Before I run out the door for a badly needed haircut.
Just into the building out of college and into my first proper job, back in 1997 I sent the powers that be at EMC an email suggesting the company take a serious look at buying NUMA pioneer Sequent Computer Systems. I saw Sequent, which had attached itself to Oracle’s hip, as a great way for EMC to do real damage to IBM & Sun in what was an incredibly high margin business for them.
The business of running Oracle databases very very fast.
I did not receive a reply, a year or two later EMC bought Data General and dumped the Aviion server business while IBM bought up Sequent only to smother it within months of acquisition.
These days when I send such emails I tend to get an answer filled with reasons for not doing what I suggest.
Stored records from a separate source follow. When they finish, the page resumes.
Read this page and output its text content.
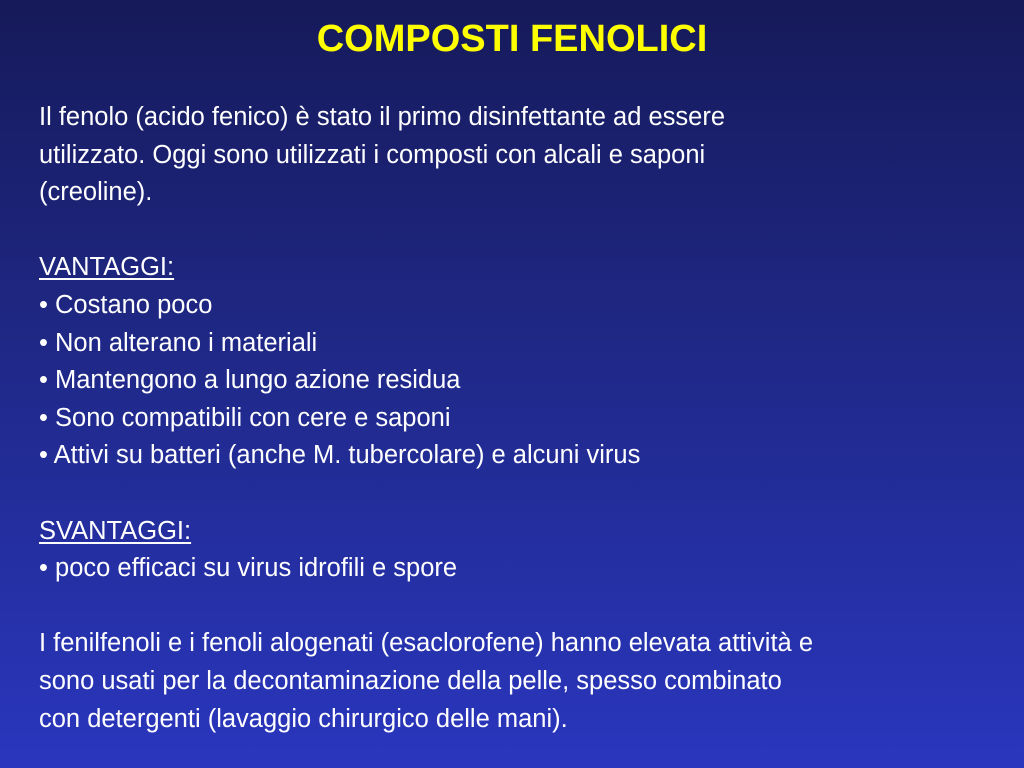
COMPOSTI FENOLICI
Il fenolo (acido fenico) è stato il primo disinfettante ad essere
utilizzato. Oggi sono utilizzati i composti con alcali e saponi
(creoline).
VANTAGGI:
• Costano poco
• Non alterano i materiali
• Mantengono a lungo azione residua
• Sono compatibili con cere e saponi
• Attivi su batteri (anche M. tubercolare) e alcuni virus
SVANTAGGI:
• poco efficaci su virus idrofili e spore
I fenilfenoli e i fenoli alogenati (esaclorofene) hanno elevata attività e
sono usati per la decontaminazione della pelle, spesso combinato
con detergenti (lavaggio chirurgico delle mani).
This is what’s called career progress.
I wouldn’t consider the above to be a bias but you should see where I’m coming from in what follows.
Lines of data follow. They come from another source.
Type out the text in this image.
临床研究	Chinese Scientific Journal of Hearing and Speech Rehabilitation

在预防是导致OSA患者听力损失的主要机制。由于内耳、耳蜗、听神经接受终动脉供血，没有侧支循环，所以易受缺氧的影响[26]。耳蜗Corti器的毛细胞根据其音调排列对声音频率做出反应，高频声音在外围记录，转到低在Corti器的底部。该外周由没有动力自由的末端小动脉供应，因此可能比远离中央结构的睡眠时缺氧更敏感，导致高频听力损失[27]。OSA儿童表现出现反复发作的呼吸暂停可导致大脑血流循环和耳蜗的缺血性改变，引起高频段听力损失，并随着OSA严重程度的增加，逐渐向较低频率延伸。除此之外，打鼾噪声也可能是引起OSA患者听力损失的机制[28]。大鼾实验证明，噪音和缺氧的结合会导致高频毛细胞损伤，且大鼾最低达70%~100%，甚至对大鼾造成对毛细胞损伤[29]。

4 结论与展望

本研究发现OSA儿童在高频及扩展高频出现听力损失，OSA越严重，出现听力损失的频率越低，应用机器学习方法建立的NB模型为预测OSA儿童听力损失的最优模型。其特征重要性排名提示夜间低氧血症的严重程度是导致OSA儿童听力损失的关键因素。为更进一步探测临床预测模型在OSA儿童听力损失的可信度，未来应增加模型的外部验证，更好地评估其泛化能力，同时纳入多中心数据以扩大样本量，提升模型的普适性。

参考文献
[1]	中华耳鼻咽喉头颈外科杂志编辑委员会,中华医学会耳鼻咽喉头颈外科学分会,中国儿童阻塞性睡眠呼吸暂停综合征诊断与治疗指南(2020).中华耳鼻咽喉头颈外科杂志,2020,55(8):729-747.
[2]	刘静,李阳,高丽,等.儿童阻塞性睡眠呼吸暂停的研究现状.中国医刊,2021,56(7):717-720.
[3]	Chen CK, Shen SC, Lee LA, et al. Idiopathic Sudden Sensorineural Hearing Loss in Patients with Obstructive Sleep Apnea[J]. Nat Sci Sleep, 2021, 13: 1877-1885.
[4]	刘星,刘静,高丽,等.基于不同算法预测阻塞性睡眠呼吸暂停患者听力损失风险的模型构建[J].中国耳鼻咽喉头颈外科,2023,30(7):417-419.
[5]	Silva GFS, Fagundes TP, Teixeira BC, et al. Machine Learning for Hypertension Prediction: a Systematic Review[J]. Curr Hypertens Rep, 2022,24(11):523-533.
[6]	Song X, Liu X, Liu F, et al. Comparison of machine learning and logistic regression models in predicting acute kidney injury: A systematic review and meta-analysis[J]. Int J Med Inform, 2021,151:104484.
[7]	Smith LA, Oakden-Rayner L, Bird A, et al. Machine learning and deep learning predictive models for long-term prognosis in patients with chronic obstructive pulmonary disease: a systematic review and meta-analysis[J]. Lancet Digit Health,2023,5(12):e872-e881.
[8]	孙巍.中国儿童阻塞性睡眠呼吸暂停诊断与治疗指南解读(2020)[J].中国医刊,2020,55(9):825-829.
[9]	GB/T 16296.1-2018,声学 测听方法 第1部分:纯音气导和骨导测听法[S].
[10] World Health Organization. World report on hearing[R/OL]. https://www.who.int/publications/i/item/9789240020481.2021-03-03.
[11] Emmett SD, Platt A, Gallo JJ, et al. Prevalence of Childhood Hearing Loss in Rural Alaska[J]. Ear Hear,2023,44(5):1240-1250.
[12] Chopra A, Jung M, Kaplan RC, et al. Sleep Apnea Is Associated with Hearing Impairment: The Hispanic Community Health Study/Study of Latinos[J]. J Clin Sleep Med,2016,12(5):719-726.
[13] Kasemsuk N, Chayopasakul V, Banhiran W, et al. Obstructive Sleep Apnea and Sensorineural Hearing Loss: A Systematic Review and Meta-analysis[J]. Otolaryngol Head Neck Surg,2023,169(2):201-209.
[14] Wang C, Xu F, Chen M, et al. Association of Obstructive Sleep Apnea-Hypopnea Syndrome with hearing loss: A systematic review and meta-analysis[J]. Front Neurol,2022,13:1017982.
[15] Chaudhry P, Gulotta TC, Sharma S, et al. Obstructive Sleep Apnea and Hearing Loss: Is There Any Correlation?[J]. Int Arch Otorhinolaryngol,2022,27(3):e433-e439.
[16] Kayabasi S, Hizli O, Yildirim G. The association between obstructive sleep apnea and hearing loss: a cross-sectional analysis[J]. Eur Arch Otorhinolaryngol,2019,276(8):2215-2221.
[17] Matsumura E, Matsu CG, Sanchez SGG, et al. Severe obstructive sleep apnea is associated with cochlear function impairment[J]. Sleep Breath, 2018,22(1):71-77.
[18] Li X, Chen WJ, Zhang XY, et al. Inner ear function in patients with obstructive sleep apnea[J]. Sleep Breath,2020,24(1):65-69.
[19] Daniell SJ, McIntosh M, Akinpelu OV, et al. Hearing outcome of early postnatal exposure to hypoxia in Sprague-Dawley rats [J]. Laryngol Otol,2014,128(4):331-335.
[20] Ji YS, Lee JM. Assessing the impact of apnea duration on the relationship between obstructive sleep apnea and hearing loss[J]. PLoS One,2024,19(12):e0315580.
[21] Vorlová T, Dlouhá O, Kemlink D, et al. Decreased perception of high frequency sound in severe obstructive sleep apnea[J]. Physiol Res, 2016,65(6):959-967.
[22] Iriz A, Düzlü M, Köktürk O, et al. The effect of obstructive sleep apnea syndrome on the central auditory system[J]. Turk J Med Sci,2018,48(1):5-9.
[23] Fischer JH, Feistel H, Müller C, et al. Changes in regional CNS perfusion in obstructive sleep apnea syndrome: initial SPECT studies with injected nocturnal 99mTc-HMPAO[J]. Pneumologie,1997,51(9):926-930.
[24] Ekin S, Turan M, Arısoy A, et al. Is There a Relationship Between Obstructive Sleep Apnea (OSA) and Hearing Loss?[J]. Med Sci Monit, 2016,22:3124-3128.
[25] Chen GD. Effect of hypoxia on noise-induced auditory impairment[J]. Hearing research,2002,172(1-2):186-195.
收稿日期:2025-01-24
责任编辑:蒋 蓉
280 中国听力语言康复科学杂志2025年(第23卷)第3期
--Disclosure over, to the topic at hand.--
Neither scale up nor scale out are ‘better’ and I don’t accept any gyrations on the topic since it is the consideration of fault domains, availability requirements, infrastructure overhead and concurrency programming requirements are what should drive the decision between one or the other.
Lets (quickly) look at both approaches. I’m going to use cluster computing to represent scale out and SMP/NUMA (Symmetric Multiprocessing/Non-Uniform Memory Access) to represent scale up.
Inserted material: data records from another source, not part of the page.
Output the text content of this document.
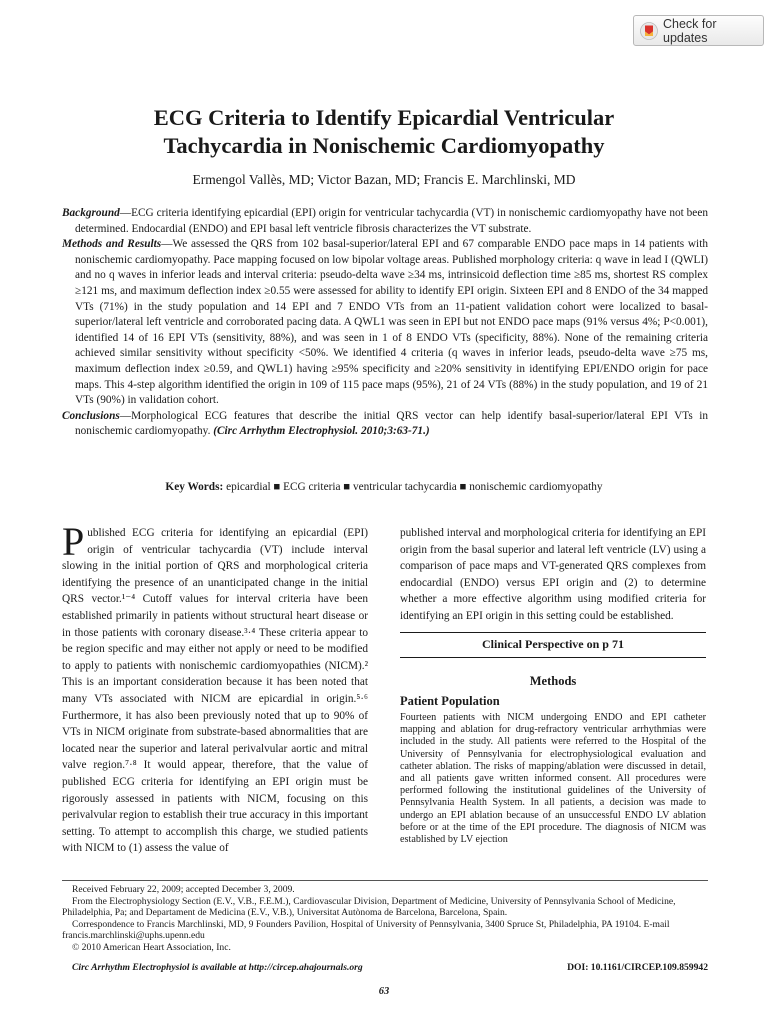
Check for updates
ECG Criteria to Identify Epicardial Ventricular
Tachycardia in Nonischemic Cardiomyopathy
Ermengol Vallès, MD; Victor Bazan, MD; Francis E. Marchlinski, MD

Background—ECG criteria identifying epicardial (EPI) origin for ventricular tachycardia (VT) in nonischemic cardiomyopathy have not been determined. Endocardial (ENDO) and EPI basal left ventricle fibrosis characterizes the VT substrate.

Methods and Results—We assessed the QRS from 102 basal-superior/lateral EPI and 67 comparable ENDO pace maps in 14 patients with nonischemic cardiomyopathy. Pace mapping focused on low bipolar voltage areas. Published morphology criteria: q wave in lead I (QWLI) and no q waves in inferior leads and interval criteria: pseudo-delta wave ≥34 ms, intrinsicoid deflection time ≥85 ms, shortest RS complex ≥121 ms, and maximum deflection index ≥0.55 were assessed for ability to identify EPI origin. Sixteen EPI and 8 ENDO of the 34 mapped VTs (71%) in the study population and 14 EPI and 7 ENDO VTs from an 11-patient validation cohort were localized to basal-superior/lateral left ventricle and corroborated pacing data. A QWL1 was seen in EPI but not ENDO pace maps (91% versus 4%; P<0.001), identified 14 of 16 EPI VTs (sensitivity, 88%), and was seen in 1 of 8 ENDO VTs (specificity, 88%). None of the remaining criteria achieved similar sensitivity without specificity <50%. We identified 4 criteria (q waves in inferior leads, pseudo-delta wave ≥75 ms, maximum deflection index ≥0.59, and QWL1) having ≥95% specificity and ≥20% sensitivity in identifying EPI/ENDO origin for pace maps. This 4-step algorithm identified the origin in 109 of 115 pace maps (95%), 21 of 24 VTs (88%) in the study population, and 19 of 21 VTs (90%) in validation cohort.

Conclusions—Morphological ECG features that describe the initial QRS vector can help identify basal-superior/lateral EPI VTs in nonischemic cardiomyopathy. (Circ Arrhythm Electrophysiol. 2010;3:63-71.)

Key Words: epicardial ■ ECG criteria ■ ventricular tachycardia ■ nonischemic cardiomyopathy

Published ECG criteria for identifying an epicardial (EPI) origin of ventricular tachycardia (VT) include interval slowing in the initial portion of QRS and morphological criteria identifying the presence of an unanticipated change in the initial QRS vector.¹⁻⁴ Cutoff values for interval criteria have been established primarily in patients without structural heart disease or in those patients with coronary disease.³·⁴ These criteria appear to be region specific and may either not apply or need to be modified to apply to patients with nonischemic cardiomyopathies (NICM).² This is an important consideration because it has been noted that many VTs associated with NICM are epicardial in origin.⁵·⁶ Furthermore, it has also been previously noted that up to 90% of VTs in NICM originate from substrate-based abnormalities that are located near the superior and lateral perivalvular aortic and mitral valve region.⁷·⁸ It would appear, therefore, that the value of published ECG criteria for identifying an EPI origin must be rigorously assessed in patients with NICM, focusing on this perivalvular region to establish their true accuracy in this important setting. To attempt to accomplish this charge, we studied patients with NICM to (1) assess the value of

published interval and morphological criteria for identifying an EPI origin from the basal superior and lateral left ventricle (LV) using a comparison of pace maps and VT-generated QRS complexes from endocardial (ENDO) versus EPI origin and (2) to determine whether a more effective algorithm using modified criteria for identifying an EPI origin in this setting could be established.

Clinical Perspective on p 71
Methods
Patient Population
Fourteen patients with NICM undergoing ENDO and EPI catheter mapping and ablation for drug-refractory ventricular arrhythmias were included in the study. All patients were referred to the Hospital of the University of Pennsylvania for electrophysiological evaluation and catheter ablation. The risks of mapping/ablation were discussed in detail, and all patients gave written informed consent. All procedures were performed following the institutional guidelines of the University of Pennsylvania Health System. In all patients, a decision was made to undergo an EPI ablation because of an unsuccessful ENDO LV ablation before or at the time of the EPI procedure. The diagnosis of NICM was established by LV ejection

Received February 22, 2009; accepted December 3, 2009.

From the Electrophysiology Section (E.V., V.B., F.E.M.), Cardiovascular Division, Department of Medicine, University of Pennsylvania School of Medicine, Philadelphia, Pa; and Departament de Medicina (E.V., V.B.), Universitat Autònoma de Barcelona, Barcelona, Spain.

Correspondence to Francis Marchlinski, MD, 9 Founders Pavilion, Hospital of University of Pennsylvania, 3400 Spruce St, Philadelphia, PA 19104. E-mail francis.marchlinski@uphs.upenn.edu

© 2010 American Heart Association, Inc.

Circ Arrhythm Electrophysiol is available at http://circep.ahajournals.org	DOI: 10.1161/CIRCEP.109.859942
63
In a scale out cluster design a group of cluster nodes, each containing memory, CPUs, CPU cache and I/O devices are linked together via a low latency network and operate as a single entity. All the work to make that happen is done in software. This cluster design greatly enhances the availability, manages fault domains and can allow for hot addition of scalability to the overall system. But it does so by adding extra layers of software complexity as individual nodes are islands of compute and I/O separate from one another which need to be monitored and managed. Anytime they need to communicate they have to traverse the network. A network which while low latency is much much slower than CPU cores sitting on the same chip in the same socket.
In a scale up design you don’t get the hot add scaling and fault domains can hit you incredibly hard unless you go the physical partitioning route but all memory is global memory, all I/O is global I/O, when you add CPUs they don’t need to copy data across a network to one another to get work done they can simply mark it in global memory as something that needs to be worked on. All of this makes the programming model much less complex resulting in higher performance per system as you can pack them with CPU cores and when you’re writing software to use them you’re not spending time on synchronising cluster node operating system clocks against OS judder or the myriad of other things required to keep nodes synchronised and operational.
So instead of the most infantile of concepts of ‘the future verses the past’ you should approach scale up and scale out as engineering decisions.
There are substantial operational benefits to both. Different benefits for each of them. But both models are too different to be compared in a vacuum.
And lets not forget that cluster computing came about because the price of SMP/NUMA systems was considered prohibitively expensive, which it was because it was artificially inflated by the vendors of such systems to keep it a massively lucrative business for them.
If anyone says one is better than the other they could very well be right, but ask them the problem they’re looking to solve before you take it on faith.